SENSITIVITY ANALYSIS

A way of testing assumptions made in statistical analyses by doing several analyses based on different assumptions, and comparing the results.

SERIAL DATA

Repeated measurements taken over time. Such data requires longitudinal analysis, often referred to as time series analysis.

SIGNIFICANCE LEVEL AND p VALUE

The significance level is the probability of making a Type I error. It is a characteristic of a statistical procedure.
The p value is a random variable that depends both upon the sample and the statistical procedure that is used to analyze the sample.

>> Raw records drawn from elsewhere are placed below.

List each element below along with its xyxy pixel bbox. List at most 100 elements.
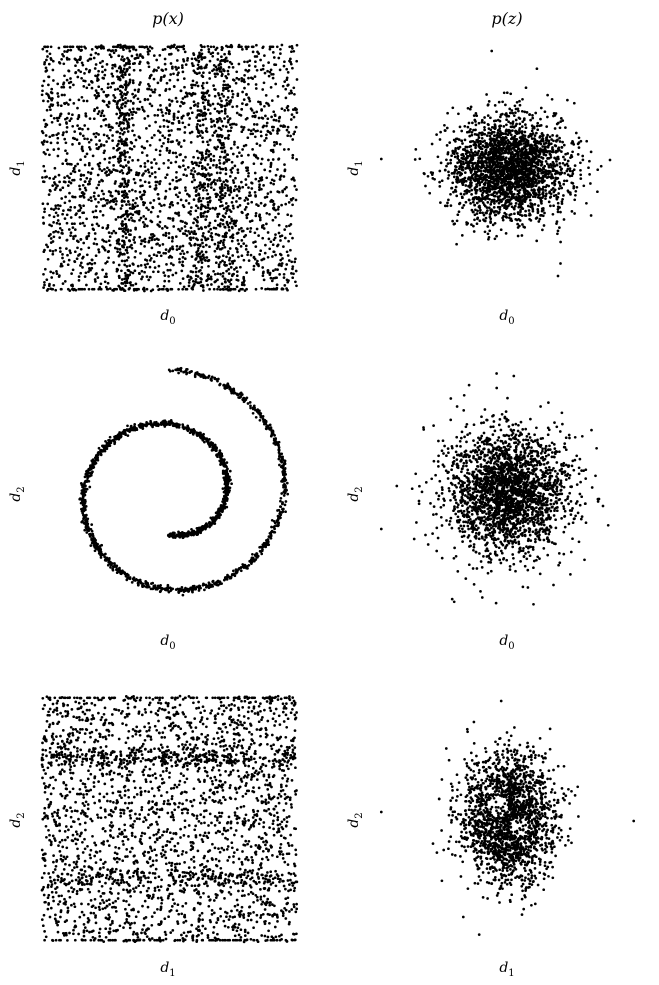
scatter-point xyxy=(155,69,158,72)
scatter-point xyxy=(285,67,289,71)
scatter-point xyxy=(288,232,292,236)
scatter-point xyxy=(171,122,175,125)
scatter-point xyxy=(78,215,82,219)
scatter-point xyxy=(201,86,205,90)
scatter-point xyxy=(231,226,234,230)
scatter-point xyxy=(201,258,204,261)
scatter-point xyxy=(222,95,226,98)
scatter-point xyxy=(65,221,69,225)
scatter-point xyxy=(278,262,281,266)
scatter-point xyxy=(131,129,134,133)
scatter-point xyxy=(201,136,204,140)
scatter-point xyxy=(59,188,62,192)
scatter-point xyxy=(247,64,251,67)
scatter-point xyxy=(200,272,204,275)
scatter-point xyxy=(271,243,275,247)
scatter-point xyxy=(43,207,47,211)
scatter-point xyxy=(193,230,196,233)
scatter-point xyxy=(286,280,290,284)
scatter-point xyxy=(77,47,81,51)
scatter-point xyxy=(226,250,230,253)
scatter-point xyxy=(178,260,181,264)
scatter-point xyxy=(246,250,250,254)
scatter-point xyxy=(458,202,461,206)
scatter-point xyxy=(447,174,451,177)
scatter-point xyxy=(209,234,213,238)
scatter-point xyxy=(270,178,274,182)
scatter-point xyxy=(161,243,165,246)
scatter-point xyxy=(204,168,208,171)
scatter-point xyxy=(283,284,287,287)
scatter-point xyxy=(148,185,152,188)
scatter-point xyxy=(543,110,547,114)
scatter-point xyxy=(90,258,94,262)
scatter-point xyxy=(200,266,204,269)
scatter-point xyxy=(187,230,190,233)
scatter-point xyxy=(453,172,456,175)
scatter-point xyxy=(183,85,186,89)
scatter-point xyxy=(221,196,225,200)
scatter-point xyxy=(72,83,75,87)
scatter-point xyxy=(220,120,224,123)
scatter-point xyxy=(187,284,191,288)
scatter-point xyxy=(71,45,74,49)
scatter-point xyxy=(188,236,192,240)
scatter-point xyxy=(128,80,132,84)
scatter-point xyxy=(241,90,244,94)
scatter-point xyxy=(466,106,470,110)
scatter-point xyxy=(274,173,278,177)
scatter-point xyxy=(446,111,449,115)
scatter-point xyxy=(168,133,172,137)
scatter-point xyxy=(131,213,135,217)
scatter-point xyxy=(185,222,188,225)
scatter-point xyxy=(503,143,507,146)
scatter-point xyxy=(556,196,559,199)
scatter-point xyxy=(155,58,159,62)
scatter-point xyxy=(281,189,284,193)
scatter-point xyxy=(147,208,150,212)
scatter-point xyxy=(286,83,290,87)
scatter-point xyxy=(505,123,508,127)
scatter-point xyxy=(104,171,107,175)
scatter-point xyxy=(205,148,209,152)
scatter-point xyxy=(123,252,126,256)
scatter-point xyxy=(45,49,49,53)
scatter-point xyxy=(143,270,146,274)
scatter-point xyxy=(45,278,49,282)
scatter-point xyxy=(293,130,297,134)
scatter-point xyxy=(57,207,60,211)
scatter-point xyxy=(290,91,294,95)
scatter-point xyxy=(254,214,258,218)
scatter-point xyxy=(497,210,501,214)
scatter-point xyxy=(255,262,258,265)
scatter-point xyxy=(556,232,559,236)
scatter-point xyxy=(212,269,215,273)
scatter-point xyxy=(115,269,119,273)
scatter-point xyxy=(223,226,227,229)
scatter-point xyxy=(203,186,207,190)
scatter-point xyxy=(505,91,509,95)
scatter-point xyxy=(69,80,73,84)
scatter-point xyxy=(576,142,580,146)
scatter-point xyxy=(229,278,233,282)
scatter-point xyxy=(165,146,169,150)
scatter-point xyxy=(132,123,135,127)
scatter-point xyxy=(466,125,470,129)
scatter-point xyxy=(159,108,163,112)
scatter-point xyxy=(192,198,196,201)
scatter-point xyxy=(485,93,488,96)
scatter-point xyxy=(114,49,118,52)
scatter-point xyxy=(54,230,58,233)
scatter-point xyxy=(167,166,170,170)
scatter-point xyxy=(46,93,50,97)
scatter-point xyxy=(266,69,269,73)
scatter-point xyxy=(272,182,275,186)
scatter-point xyxy=(117,107,121,111)
scatter-point xyxy=(200,167,204,171)
scatter-point xyxy=(136,90,140,93)
scatter-point xyxy=(71,195,74,198)
scatter-point xyxy=(48,135,52,139)
scatter-point xyxy=(205,278,209,282)
scatter-point xyxy=(166,268,170,272)
scatter-point xyxy=(116,157,120,161)
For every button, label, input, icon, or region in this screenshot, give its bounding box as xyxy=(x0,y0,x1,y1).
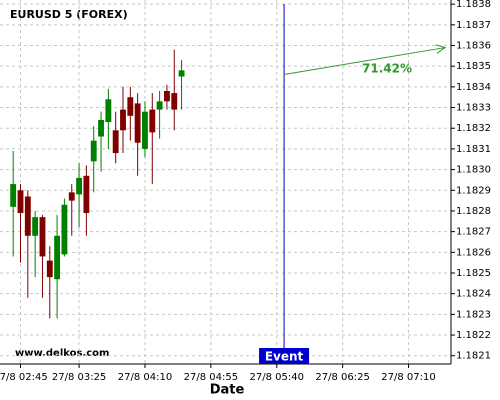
candle-body xyxy=(164,91,170,102)
candle-body xyxy=(171,93,178,110)
candle-body xyxy=(46,260,53,278)
arrow-head xyxy=(435,44,447,54)
candle-body xyxy=(61,204,68,255)
candle-body xyxy=(83,175,90,214)
x-tick-label: 27/8 07:10 xyxy=(381,372,435,383)
x-axis-label: Date xyxy=(210,383,245,398)
candle-body xyxy=(10,184,17,207)
candle-body xyxy=(17,190,24,214)
event-label: Event xyxy=(265,350,304,364)
candle-body xyxy=(105,99,112,123)
event-label-bg xyxy=(259,348,310,364)
y-tick-label: 1.1835 xyxy=(456,61,491,72)
candle-body xyxy=(54,235,61,280)
candle-body xyxy=(68,192,75,201)
x-tick-label: 27/8 02:45 xyxy=(0,372,48,383)
candle-body xyxy=(112,130,119,154)
chart-title: EURUSD 5 (FOREX) xyxy=(10,8,128,21)
candle-body xyxy=(98,119,104,137)
candle-body xyxy=(142,111,148,149)
x-tick-label: 27/8 05:40 xyxy=(250,372,304,383)
candle-body xyxy=(156,101,163,110)
candle-body xyxy=(134,103,141,143)
y-tick-label: 1.1826 xyxy=(456,247,491,258)
y-tick-label: 1.1825 xyxy=(456,268,491,279)
y-tick-label: 1.1823 xyxy=(456,309,491,320)
candle-body xyxy=(90,140,97,162)
y-tick-label: 1.1833 xyxy=(456,103,491,114)
y-tick-label: 1.1829 xyxy=(456,185,491,196)
candle-body xyxy=(178,70,185,77)
y-tick-label: 1.1830 xyxy=(456,165,491,176)
y-tick-label: 1.1832 xyxy=(456,123,491,134)
candle-body xyxy=(120,109,126,131)
candle-body xyxy=(149,109,156,133)
candle-body xyxy=(32,217,39,236)
y-tick-label: 1.1821 xyxy=(456,351,491,362)
y-tick-label: 1.1828 xyxy=(456,206,491,217)
y-tick-label: 1.1834 xyxy=(456,82,491,93)
candle-body xyxy=(76,177,82,195)
y-tick-label: 1.1831 xyxy=(456,144,491,155)
x-tick-label: 27/8 04:55 xyxy=(184,372,238,383)
y-tick-label: 1.1836 xyxy=(456,41,491,52)
y-tick-label: 1.1837 xyxy=(456,20,491,31)
x-tick-label: 27/8 04:10 xyxy=(118,372,172,383)
candle-body xyxy=(24,196,31,236)
x-tick-label: 27/8 03:25 xyxy=(52,372,106,383)
candle-body xyxy=(39,217,46,257)
y-tick-label: 1.1838 xyxy=(456,0,491,10)
x-tick-label: 27/8 06:25 xyxy=(315,372,369,383)
forecast-label: 71.42% xyxy=(362,62,412,76)
watermark: www.delkos.com xyxy=(15,348,109,359)
y-tick-label: 1.1822 xyxy=(456,330,491,341)
y-tick-label: 1.1827 xyxy=(456,227,491,238)
y-tick-label: 1.1824 xyxy=(456,289,491,300)
candle-body xyxy=(127,97,134,116)
forecast-arrow xyxy=(283,47,446,75)
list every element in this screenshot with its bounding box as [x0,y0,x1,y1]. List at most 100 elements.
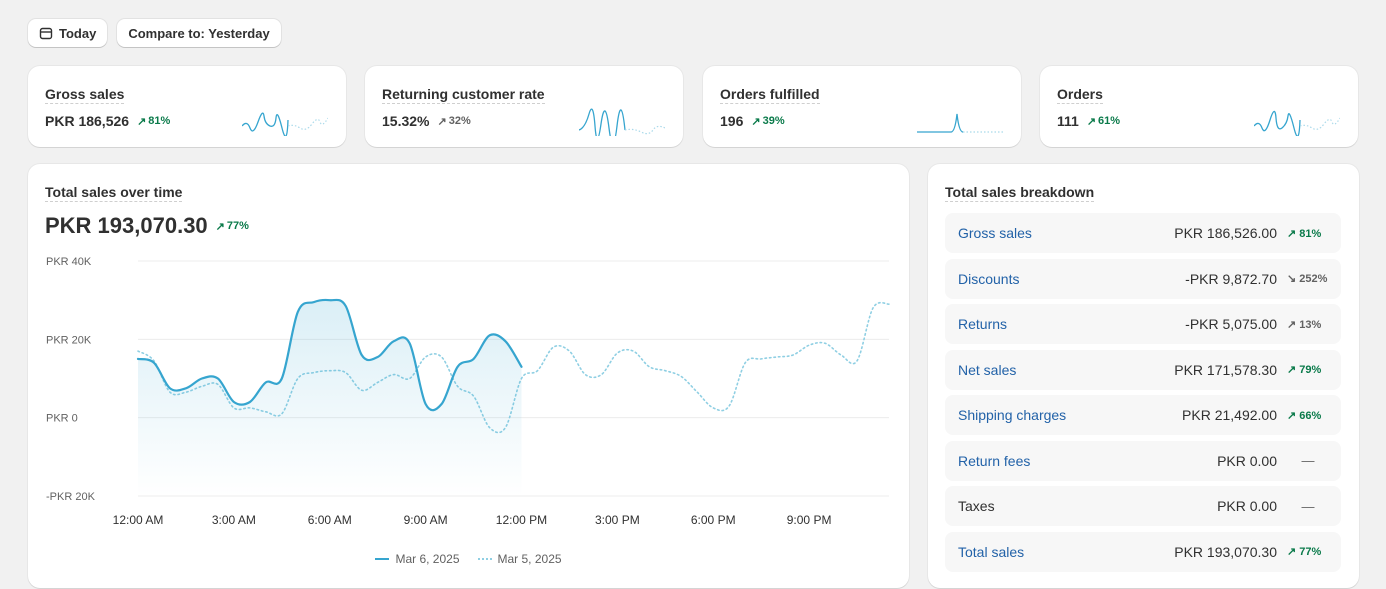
breakdown-delta-value: 81% [1299,227,1322,240]
breakdown-title[interactable]: Total sales breakdown [945,184,1095,202]
legend-swatch-solid [375,558,390,560]
x-tick-label: 12:00 AM [113,513,164,527]
metric-value: PKR 186,526 [45,113,130,129]
x-tick-label: 9:00 AM [404,513,448,527]
breakdown-delta: ↗ 81% [1287,227,1322,240]
breakdown-amount: PKR 186,526.00 [1174,225,1277,241]
metric-value: 15.32% [382,113,430,129]
date-toolbar: Today Compare to: Yesterday [28,19,281,47]
breakdown-row-gross-sales: Gross sales PKR 186,526.00 ↗ 81% [945,213,1341,253]
breakdown-link[interactable]: Net sales [958,361,1017,378]
chart-total-delta: ↗ 77% [216,220,249,233]
metric-delta-value: 32% [448,115,471,127]
metric-delta: ↗ 39% [751,115,784,128]
metric-title: Returning customer rate [382,86,545,104]
y-tick-label: PKR 0 [46,413,78,425]
sales-breakdown-card: Total sales breakdown Gross sales PKR 18… [928,164,1359,588]
breakdown-delta-value: 77% [1299,546,1322,558]
breakdown-link[interactable]: Discounts [958,270,1020,287]
breakdown-delta: — [1301,498,1315,514]
breakdown-row-total-sales: Total sales PKR 193,070.30 ↗ 77% [945,531,1341,572]
breakdown-link[interactable]: Shipping charges [958,407,1067,423]
arrow-up-icon: ↗ [751,115,761,128]
y-tick-label: PKR 20K [46,334,92,346]
arrow-up-icon: ↗ [137,115,147,128]
breakdown-row-taxes: Taxes PKR 0.00 — [945,486,1341,526]
breakdown-row-discounts: Discounts -PKR 9,872.70 ↘ 252% [945,258,1341,299]
chart-total-delta-value: 77% [226,220,249,232]
sales-line-chart: PKR 40K PKR 20K PKR 0 -PKR 20K 12:00 AM 3:00 … [46,256,890,527]
legend-label: Mar 5, 2025 [497,552,562,566]
breakdown-amount: PKR 0.00 [1217,498,1277,514]
compare-button[interactable]: Compare to: Yesterday [117,19,281,47]
breakdown-delta: ↗ 79% [1287,364,1322,376]
series-area-current [138,299,522,496]
breakdown-link[interactable]: Gross sales [958,225,1032,241]
sparkline [242,112,328,136]
breakdown-list: Gross sales PKR 186,526.00 ↗ 81% Discoun… [945,213,1341,577]
breakdown-link[interactable]: Total sales [958,543,1025,560]
breakdown-row-net-sales: Net sales PKR 171,578.30 ↗ 79% [945,349,1341,390]
breakdown-amount: PKR 0.00 [1217,452,1277,469]
sales-over-time-card: Total sales over time PKR 193,070.30 ↗ 77… [28,164,909,588]
breakdown-amount: -PKR 9,872.70 [1185,270,1277,287]
metric-title: Orders [1057,86,1103,104]
breakdown-delta: — [1301,453,1315,468]
breakdown-amount: -PKR 5,075.00 [1185,316,1277,332]
chart-title[interactable]: Total sales over time [45,184,183,202]
metric-value: 196 [720,113,744,129]
metric-delta-value: 81% [148,115,171,127]
breakdown-row-returns: Returns -PKR 5,075.00 ↗ 13% [945,304,1341,344]
x-tick-label: 12:00 PM [496,513,547,527]
arrow-up-icon: ↗ [215,220,225,233]
x-tick-label: 3:00 PM [595,513,640,527]
breakdown-delta: ↗ 77% [1287,546,1322,558]
y-tick-label: -PKR 20K [46,491,96,503]
metric-title: Orders fulfilled [720,86,820,104]
sparkline [917,113,1003,133]
metric-delta-value: 39% [762,115,785,127]
metric-card-orders[interactable]: Orders 111 ↗ 61% [1040,66,1358,147]
legend-swatch-dotted [477,558,492,560]
sparkline [579,108,665,136]
x-tick-label: 6:00 PM [691,513,736,527]
breakdown-delta-value: 252% [1299,273,1328,285]
arrow-up-icon: ↗ [437,115,447,128]
metric-value: 111 [1057,113,1079,129]
breakdown-delta: ↗ 66% [1287,409,1322,422]
metric-delta: ↗ 81% [137,115,170,128]
x-tick-label: 6:00 AM [308,513,352,527]
breakdown-delta-value: 66% [1299,409,1322,422]
legend-item-previous[interactable]: Mar 5, 2025 [477,552,562,566]
metric-card-returning-customer-rate[interactable]: Returning customer rate 15.32% ↗ 32% [365,66,683,147]
calendar-icon [39,27,53,40]
chart-legend: Mar 6, 2025 Mar 5, 2025 [28,552,909,566]
arrow-up-icon: ↗ [1086,115,1097,128]
date-range-label: Today [59,25,97,41]
breakdown-delta-value: 13% [1299,318,1322,331]
legend-item-current[interactable]: Mar 6, 2025 [375,552,460,566]
date-range-button[interactable]: Today [28,19,108,47]
breakdown-row-shipping-charges: Shipping charges PKR 21,492.00 ↗ 66% [945,395,1341,435]
chart-total-value: PKR 193,070.30 [45,213,208,238]
metric-delta: ↗ 61% [1087,115,1120,128]
breakdown-delta: ↗ 13% [1287,318,1322,331]
metric-card-gross-sales[interactable]: Gross sales PKR 186,526 ↗ 81% [28,66,346,147]
breakdown-delta-value: 79% [1299,364,1322,376]
breakdown-link[interactable]: Returns [958,316,1008,332]
breakdown-amount: PKR 171,578.30 [1174,361,1277,378]
breakdown-amount: PKR 21,492.00 [1182,407,1277,423]
series-line-current [136,298,523,412]
legend-label: Mar 6, 2025 [395,552,460,566]
breakdown-label: Taxes [958,498,995,514]
metric-card-orders-fulfilled[interactable]: Orders fulfilled 196 ↗ 39% [703,66,1021,147]
y-tick-label: PKR 40K [46,256,92,268]
metric-delta: ↗ 32% [437,115,470,128]
breakdown-delta: ↘ 252% [1287,273,1328,285]
metric-title: Gross sales [45,86,125,104]
x-tick-label: 3:00 AM [212,513,256,527]
breakdown-row-return-fees: Return fees PKR 0.00 — [945,440,1341,481]
x-tick-label: 9:00 PM [787,513,832,527]
breakdown-link[interactable]: Return fees [958,452,1031,469]
metric-delta-value: 61% [1098,115,1121,127]
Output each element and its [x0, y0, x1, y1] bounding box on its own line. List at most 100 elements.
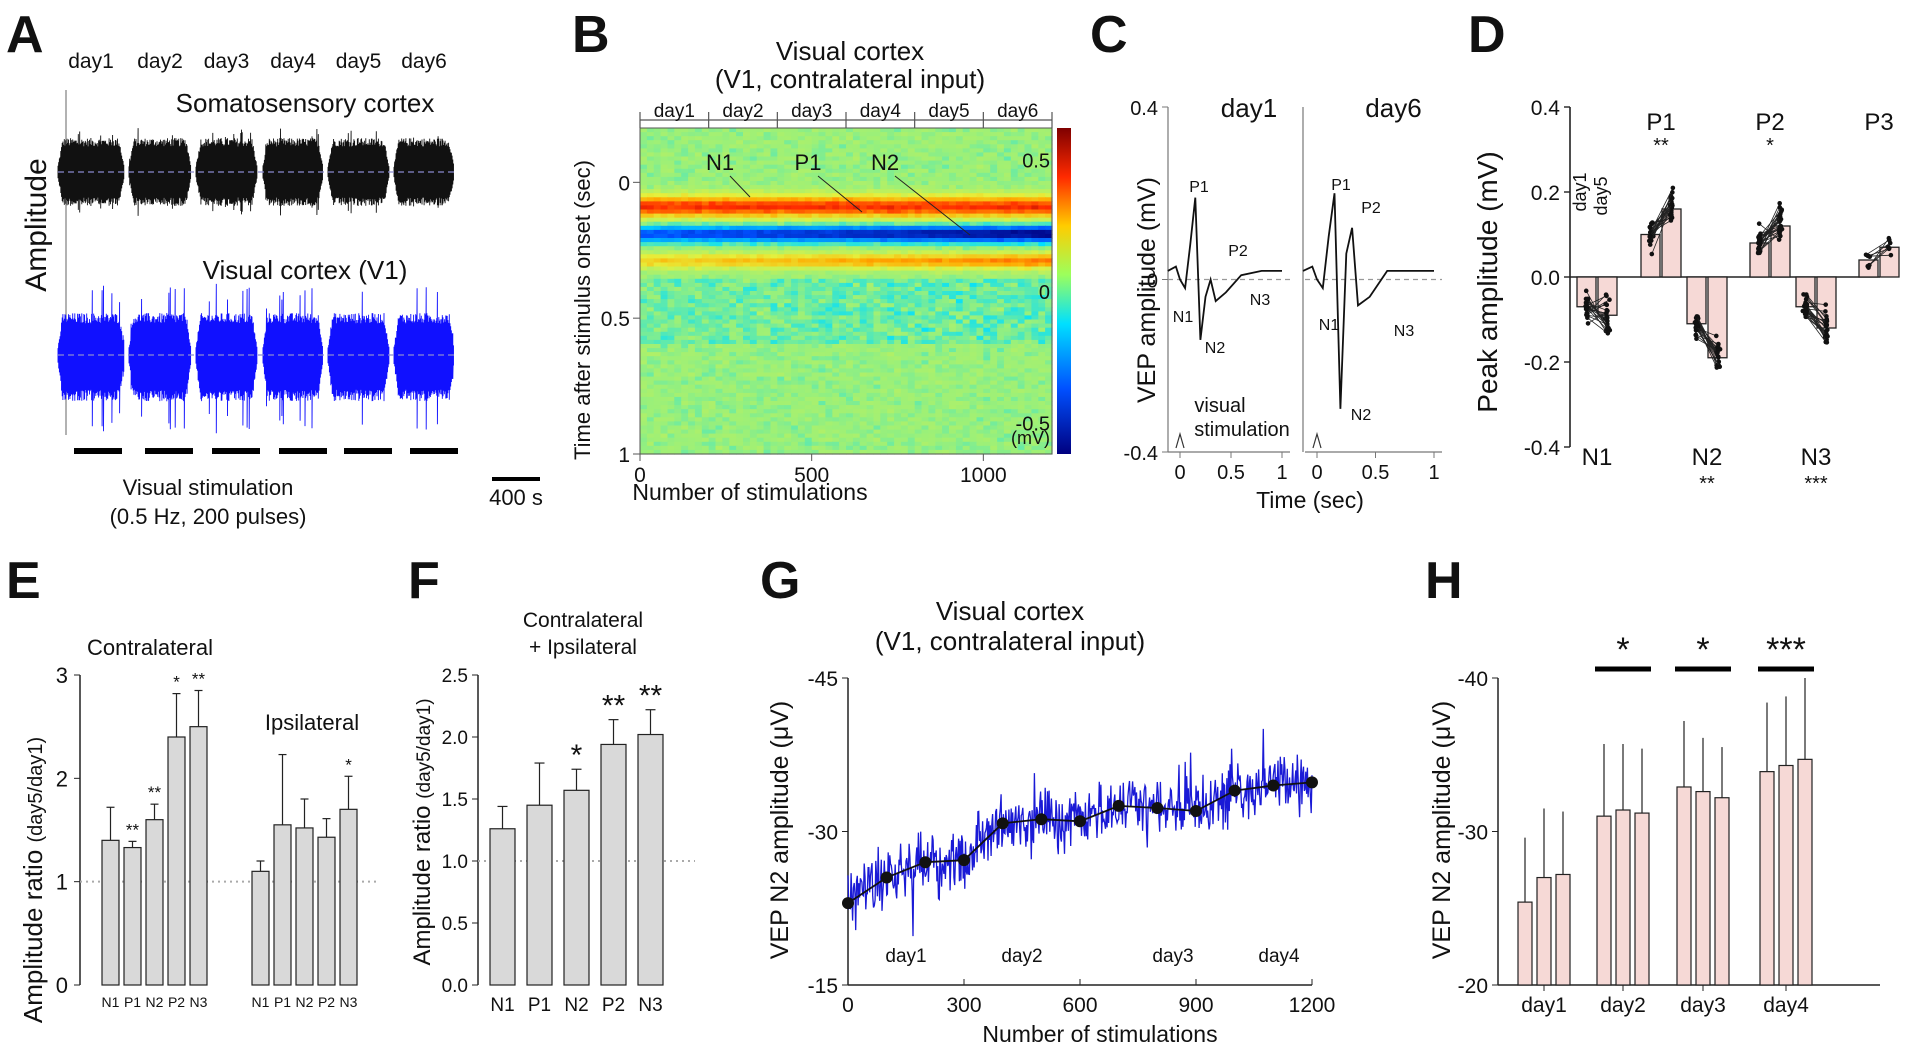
- b-heatmap-cell: [1031, 388, 1039, 394]
- b-heatmap-cell: [873, 270, 881, 276]
- b-heatmap-cell: [708, 262, 717, 268]
- b-heatmap-cell: [866, 437, 875, 443]
- b-heatmap-cell: [1038, 376, 1046, 382]
- b-heatmap-cell: [1031, 392, 1039, 398]
- b-heatmap-cell: [1010, 209, 1019, 215]
- b-heatmap-cell: [873, 307, 881, 312]
- b-heatmap-cell: [942, 392, 950, 398]
- b-heatmap-cell: [907, 339, 916, 345]
- b-day-label-day2: day2: [722, 101, 763, 122]
- b-heatmap-cell: [866, 417, 875, 422]
- b-heatmap-cell: [900, 286, 909, 292]
- b-heatmap-cell: [791, 242, 799, 247]
- b-heatmap-cell: [777, 238, 785, 243]
- b-heatmap-cell: [942, 417, 950, 422]
- b-colorbar-tick-label: -0.5: [1016, 413, 1050, 435]
- b-heatmap-cell: [701, 148, 710, 154]
- b-heatmap-cell: [770, 189, 778, 194]
- b-heatmap-cell: [907, 266, 916, 272]
- b-heatmap-cell: [949, 433, 957, 439]
- b-heatmap-cell: [749, 368, 758, 374]
- b-heatmap-cell: [640, 356, 648, 361]
- b-day-label-day4: day4: [860, 101, 902, 122]
- b-heatmap-cell: [1003, 238, 1012, 243]
- b-heatmap-cell: [784, 217, 792, 223]
- b-heatmap-cell: [818, 278, 826, 284]
- b-heatmap-cell: [914, 384, 923, 390]
- b-heatmap-cell: [935, 339, 943, 345]
- b-heatmap-cell: [736, 246, 744, 251]
- b-heatmap-cell: [990, 181, 998, 186]
- b-heatmap-cell: [667, 352, 675, 357]
- b-heatmap-cell: [832, 291, 840, 296]
- b-heatmap-cell: [969, 307, 978, 312]
- b-heatmap-cell: [852, 225, 861, 231]
- b-heatmap-cell: [955, 323, 964, 329]
- b-heatmap-cell: [921, 140, 929, 145]
- b-heatmap-cell: [777, 425, 785, 431]
- b-heatmap-cell: [846, 356, 854, 361]
- b-heatmap-cell: [688, 213, 696, 219]
- b-heatmap-cell: [749, 380, 758, 386]
- b-heatmap-cell: [914, 315, 923, 321]
- b-heatmap-cell: [729, 274, 737, 280]
- b-heatmap-cell: [777, 140, 785, 145]
- b-heatmap-cell: [1017, 209, 1026, 215]
- b-heatmap-cell: [688, 441, 696, 447]
- b-heatmap-cell: [749, 295, 758, 300]
- b-heatmap-cell: [976, 311, 984, 317]
- b-heatmap-cell: [688, 315, 696, 321]
- b-heatmap-cell: [736, 164, 744, 170]
- b-heatmap-cell: [873, 172, 881, 178]
- b-heatmap-cell: [811, 205, 820, 211]
- b-heatmap-cell: [1038, 185, 1046, 190]
- b-heatmap-cell: [694, 181, 703, 186]
- b-heatmap-cell: [962, 238, 971, 243]
- b-heatmap-cell: [818, 372, 826, 378]
- b-heatmap-cell: [653, 295, 662, 300]
- b-heatmap-cell: [681, 409, 689, 414]
- b-heatmap-cell: [976, 201, 984, 207]
- b-heatmap-cell: [1010, 319, 1019, 325]
- b-heatmap-cell: [962, 254, 971, 259]
- b-heatmap-cell: [770, 229, 778, 235]
- b-heatmap-cell: [646, 311, 655, 317]
- b-heatmap-cell: [791, 250, 799, 255]
- b-heatmap-cell: [722, 413, 730, 418]
- b-heatmap-cell: [722, 238, 730, 243]
- b-heatmap-cell: [770, 221, 778, 227]
- b-heatmap-cell: [791, 274, 799, 280]
- b-heatmap-cell: [763, 388, 772, 394]
- b-heatmap-cell: [832, 356, 840, 361]
- b-heatmap-cell: [949, 307, 957, 312]
- b-heatmap-cell: [743, 176, 751, 182]
- b-heatmap-cell: [1010, 221, 1019, 227]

If one repeatedly applies a statistical procedure at a specific significance level to distinct samples taken from the same population when the hypothesis is true and all assumptions are satisfied, then the p value will be less than or equal to the significance level with the frequency given by the significance level.

SELECTION BIAS

Bias due to the way a sample is selected. For example, advertising a study with potentially large financial rewards might attract participants who are disproportionally poorer than the overall population.

SKEWED DATA

Data that do not follow a symmetrical distribution. This can violate the assumptions of (parametric) statistical tests.

STANDARD DEVIATION (SD)

A measure of dispersion used for continuous data. It is equal to the square root of the variance.

STANDARD ERROR (SE)

A measure of precision. It is the standard deviation of the sampling distribution of the sample mean.

STEM AND LEAF PLOT.

A graph which uses the data values themselves to depict the shape of a frequency distribution.

SYSTEMATIC ERROR

Error due to some cause other than chance. Systematic error can make observed values consistently higher or lower than true values and thus introduce bias. The opposite of random error.

SYSTEMATIC REVIEW

A literature review which aims to identify and qualify all (published) research answering a given question.

TYPE I AND TYPE II ERROR

A Type I error is the probability of rejecting the hypothesis when it is true. A Type II error is the probability of accepting the hypothesis when an alternative hypothesis is true. Thus, a Type II error depends on the alternative.

TYPE II ERROR AND POWER

The power of a test for a given alternative hypothesis is the probability of rejecting the original hypothesis when the alternative is true. A Type II error is made when the original hypothesis is accepted even though the alternative is true. Thus, power is one minus the probability of making a Type II error. (also see BETA)

UNIQUE IDENTIFIER

A code or variable used to identify all the records belonging to a single unit of analysis (for instance, a student ID to identify all the courses a single student is enrolled in). Often, a unique identifier is needed to link various datasets together.

VALIDITY

How closely a measurement actually measures what it is intended to measure.

VARIABLE

A quantity that is measured or observed and which varies (or can vary) from case to case. The opposite is a constant.

VARIANCE

A measure of the variability of a range of numbers, calculated as the mean squared difference from the mean. The square root of the variance is the standard deviation.

VOLUNTEER BIAS

A type of selection bias resulting from collecting data from a sample of volunteers rather than the general population. Volunteers could differ in all sorts of characteristics from the overall population.

WILCOXON SIGNED RANK TEST

Also known as Mann Whitney U test or Mann-Whitney Wilcox test. A statistical test comparing ordinal data from two independent groups. A non-parametric alternative to the independent samples t-test

References.

The above is compiled based on the following sources:

Boslaugh, S. (2012). Statistics in a nutshell: a desktop quick reference. 2nd edition. Cambridge, UK: O’Reilly.

Crawley, M. J. (2013). The R book: Second edition. New York, NY: John Wiley & Sons.

Good, P. I., & Hardin, J. W. (2012). Common errors in statistics (and how to avoid them). Hoboken, NJ: John Wiley & Sons.

Peacock, J.L. & Peacock, P.J. (2011). Oxford Handbook of Medical Statistics. Oxford, UK: Oxford University Press.